The Irish Independent understands that some 450 customs inspectors - of the 1,000 it is estimated will be needed by 2021 - will be hired to supervise trade that goes east-west - to and from the Republic to the British mainland.
In July, the Government agreed to hire 1,000 new inspectors and veterinary inspectors as part of contingency planning for Brexit.
Tanáiste Simon Coveney will bring an update on the contingency plans to Cabinet today amid plans to hold events in October targeting businesses as part of a national awareness campaign.
Mr Coveney will travel to Brussels to meet the EU's chief Brexit negotiator Michel Barnier tonight as work continues in the EU to make the draft text on the Irish backstop more palatable to the UK.
A Government source sought to downplay the changes last night, insisting that the changes being drafted now were not changes to the backstop but to the "legal expression" of the backstop.

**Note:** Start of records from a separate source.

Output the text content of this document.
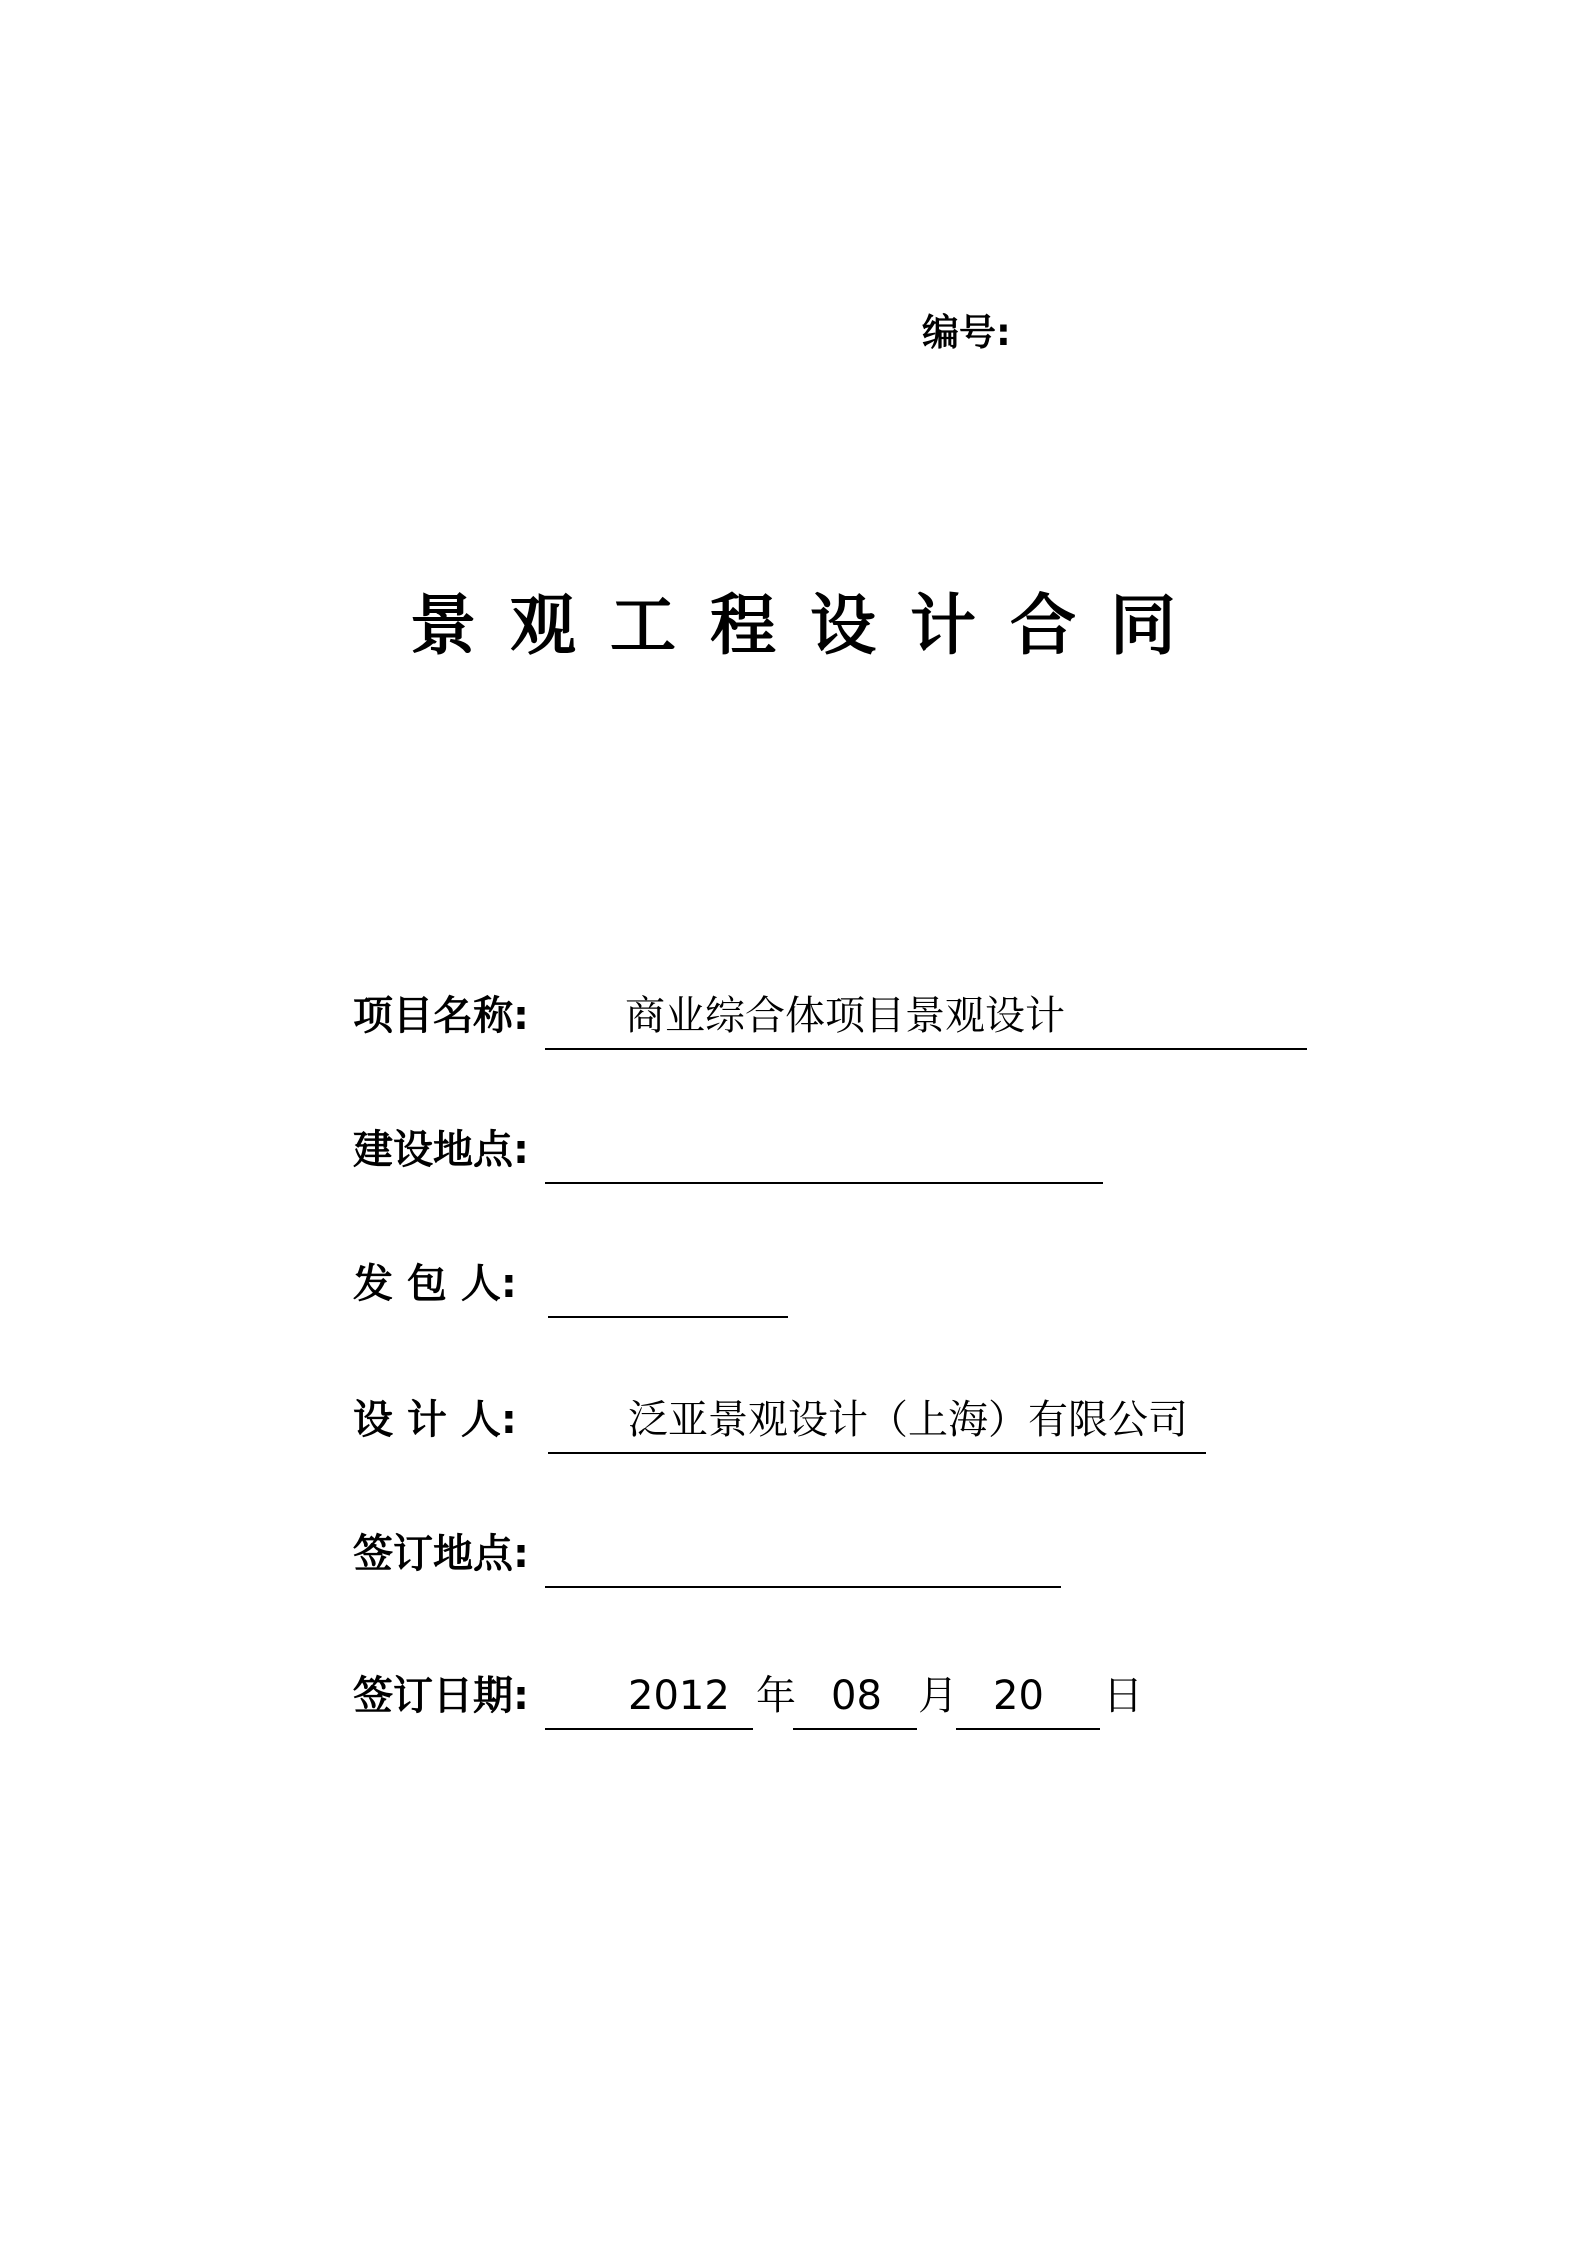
编号:
景观工程设计合同
项目名称: 商业综合体项目景观设计
建设地点:
发 包 人:
设 计 人:	泛亚景观设计（上海）有限公司
签订地点:
签订日期: 2012 年 08 月 20 日
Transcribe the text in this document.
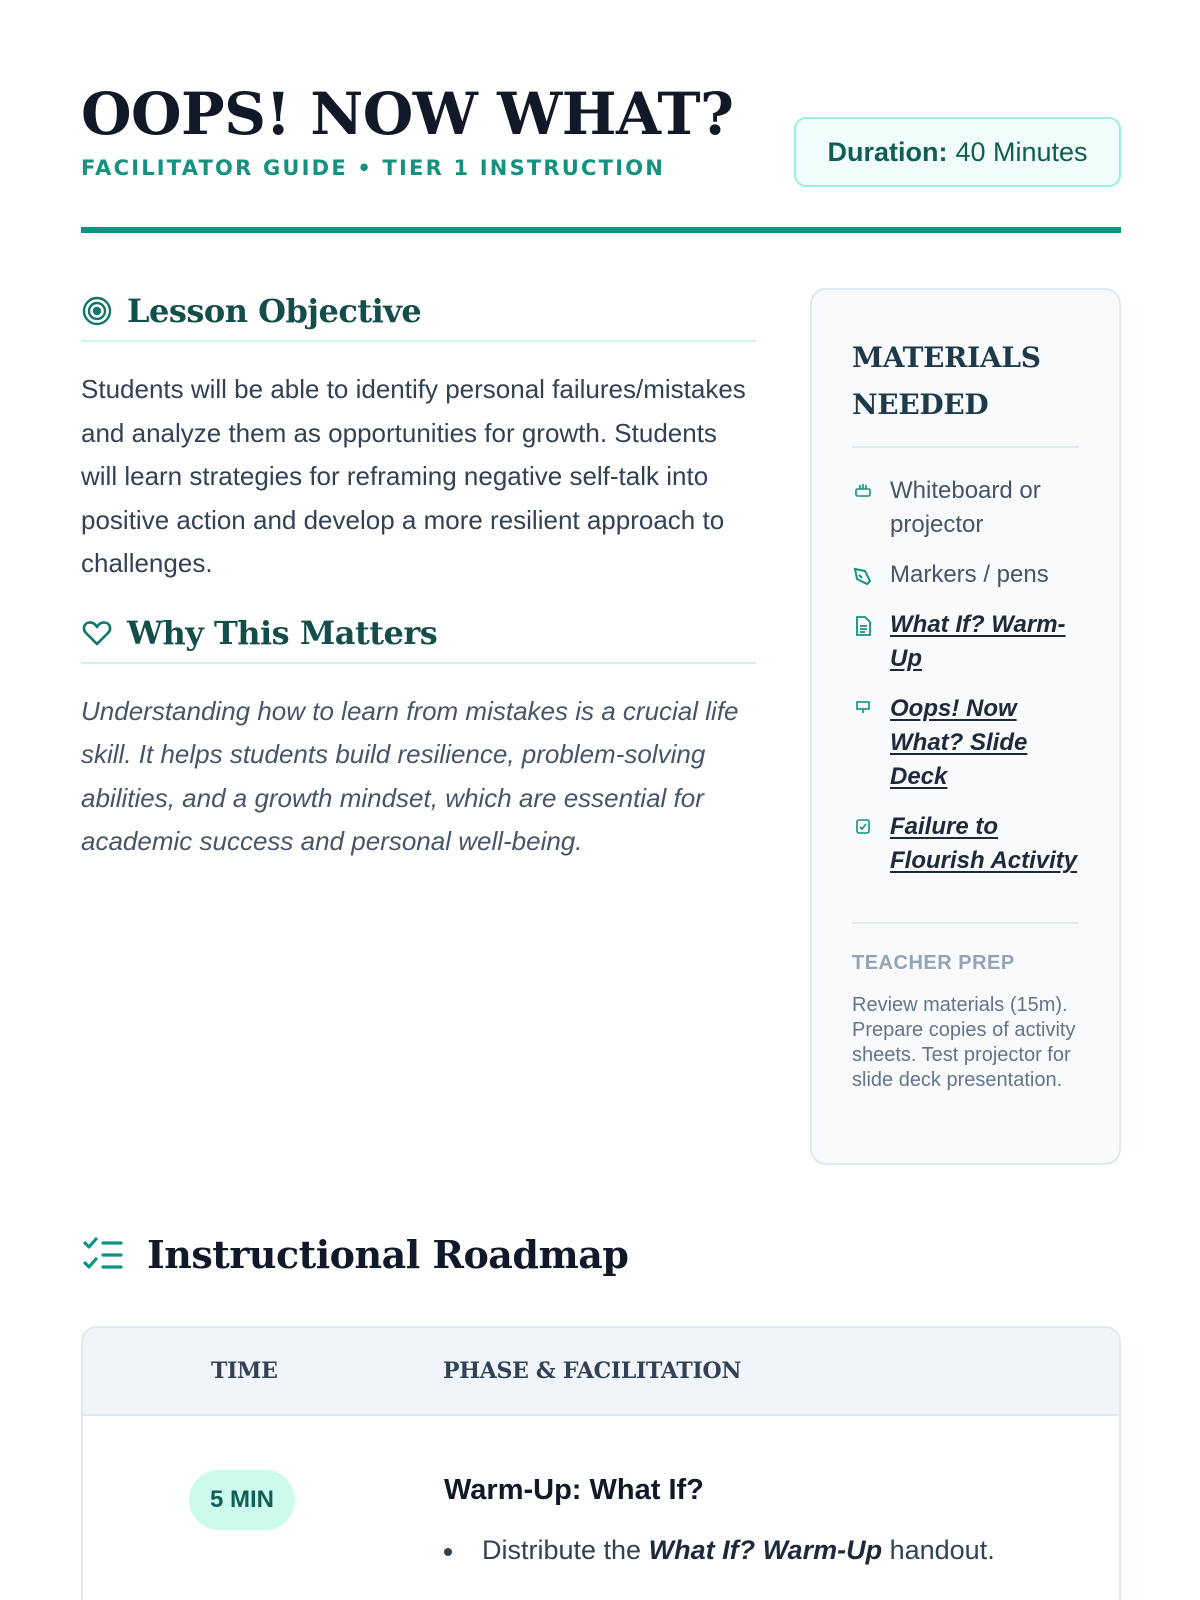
OOPS! NOW WHAT?
FACILITATOR GUIDE • TIER 1 INSTRUCTION
Duration: 40 Minutes
Lesson Objective

Students will be able to identify personal failures/mistakes and analyze them as opportunities for growth. Students will learn strategies for reframing negative self-talk into positive action and develop a more resilient approach to challenges.

Why This Matters

Understanding how to learn from mistakes is a crucial life skill. It helps students build resilience, problem-solving abilities, and a growth mindset, which are essential for academic success and personal well-being.

MATERIALS NEEDED
Whiteboard or projector
Markers / pens
What If? Warm-Up
Oops! Now What? Slide Deck
Failure to Flourish Activity
TEACHER PREP

Review materials (15m). Prepare copies of activity sheets. Test projector for slide deck presentation.

Instructional Roadmap
TIME	PHASE & FACILITATION
5 MIN	Warm-Up: What If?
Distribute the What If? Warm-Up handout.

UK proposals to change the wording - which was invited by the EU - had not been forthcoming, so the EU had taken the initiative to look at redrafting the text, they said.
The British government objects to the current draft of the so-called backstop because it would imply that if the UK were to be outside the single market and customs union, but with Northern Ireland effectively remaining inside, then it would mean a customs border along the Irish Sea.
Taoiseach Leo Varadkar will travel tomorrow to Salzburg for a meeting of EU leaders where Brexit will be discussed and he will also have a one-on-one meeting with Theresa May on the sidelines of the summit.
Separately, the senior civil servant running Northern Ireland's public services since Stormont collapsed has expressed his deep concern for the region if there is no Brexit deal. David Sterling, the head of the Northern Ireland civil service, said many local firms might find it "impossible" to continue to trade normally if they are faced with Irish Border tariffs.